Edinburgh is famous for its Old Town, with its tenements, and it’s Georgian New Town, but last year I visited Edinburgh with my wife and discovered another type of Edinburgh housing which is also very interesting.

We were staying in Leith, next to Leith Links, and from our bedroom window we saw these houses.

Edinburgh September 2016 (36)

Initially I thought they were ‘back-to-backs’ but later realised that I was wrong. They are actually double flats, with the upper flat having its entrance on the opposite side to the ground floor’s thus meaning that each flat has a front garden.

Later I learnt that these homes are part of the Edinburgh Colony Homes ‘movement’.

In 1861, a group of builders were in dispute with their employers over working hours and, in response the employers locked them out and refused them any work. The builders (mainly skilled craftsmen such as masons, carpenters, plumbers, and plasterers) decided to form their own cooperative company, ‘The Edinburgh Co-operative Building Company Ltd’, and become their own developers this cutting out the developer employers.

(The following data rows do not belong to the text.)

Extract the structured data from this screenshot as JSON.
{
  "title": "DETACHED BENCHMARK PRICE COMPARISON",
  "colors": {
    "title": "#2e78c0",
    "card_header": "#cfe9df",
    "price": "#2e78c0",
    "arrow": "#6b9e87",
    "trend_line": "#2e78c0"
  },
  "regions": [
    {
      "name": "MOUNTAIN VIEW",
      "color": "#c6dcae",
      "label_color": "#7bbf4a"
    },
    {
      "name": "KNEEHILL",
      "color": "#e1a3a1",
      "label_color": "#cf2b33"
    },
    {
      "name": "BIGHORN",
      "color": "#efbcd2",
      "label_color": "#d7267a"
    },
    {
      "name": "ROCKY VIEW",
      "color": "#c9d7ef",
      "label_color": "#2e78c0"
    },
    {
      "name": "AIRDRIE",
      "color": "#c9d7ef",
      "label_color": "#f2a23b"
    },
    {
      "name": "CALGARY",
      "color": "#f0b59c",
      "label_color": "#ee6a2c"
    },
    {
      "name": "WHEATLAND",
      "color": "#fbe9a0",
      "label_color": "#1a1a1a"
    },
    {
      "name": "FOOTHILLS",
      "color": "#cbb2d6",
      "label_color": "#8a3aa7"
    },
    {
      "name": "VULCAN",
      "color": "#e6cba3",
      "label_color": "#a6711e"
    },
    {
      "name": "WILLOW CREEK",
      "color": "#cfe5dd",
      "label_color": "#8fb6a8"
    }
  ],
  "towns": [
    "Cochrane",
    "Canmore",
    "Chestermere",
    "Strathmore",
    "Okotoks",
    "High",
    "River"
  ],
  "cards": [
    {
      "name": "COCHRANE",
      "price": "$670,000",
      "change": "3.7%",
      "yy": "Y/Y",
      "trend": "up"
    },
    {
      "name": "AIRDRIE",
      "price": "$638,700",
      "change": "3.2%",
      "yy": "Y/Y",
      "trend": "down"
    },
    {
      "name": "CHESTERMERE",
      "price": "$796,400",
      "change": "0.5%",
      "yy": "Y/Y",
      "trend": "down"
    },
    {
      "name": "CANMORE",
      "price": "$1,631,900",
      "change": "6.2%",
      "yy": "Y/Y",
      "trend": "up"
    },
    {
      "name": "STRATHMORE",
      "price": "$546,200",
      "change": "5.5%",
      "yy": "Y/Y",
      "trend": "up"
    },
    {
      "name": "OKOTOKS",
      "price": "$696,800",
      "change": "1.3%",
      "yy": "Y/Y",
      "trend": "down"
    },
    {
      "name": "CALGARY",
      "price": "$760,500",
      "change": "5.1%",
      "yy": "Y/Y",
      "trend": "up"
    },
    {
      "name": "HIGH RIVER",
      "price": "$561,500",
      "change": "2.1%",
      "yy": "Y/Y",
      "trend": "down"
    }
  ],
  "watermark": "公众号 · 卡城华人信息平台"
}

Their first site was at Glenogle Park near the Waters of Leith, but further sites followed over the years.

Although the lock-out prompted the formation of the cooperative, to provide work for the striking workers, they also wanted to tackle the poor quality of housing for the working classes in the old town, and the poor reputation of the tenements. They also wanted to build decent homes to rent or to sell to working people at reasonable prices. This they managed to do, make a 15% return on their investments, and still have enough to reinvest in building more homes.

The Colony Houses had a reputation for having settled communities thus forming a community feel to the area. On our exploration of Edinburgh we also found this area of Colony Homes at Abbeyhill, which today has many artists living there thus keeping up this community reputation.

Edinburgh September 2016 (100)

Edinburgh September 2016 (101)

This model of tradesmen and others getting together, and setting up a cooperative in order to develop housing sites, is one which we could do with resurrecting today (or be inspired by) in order to increase the number of housing developers which is one of the things we need to help us solve the housing crisis.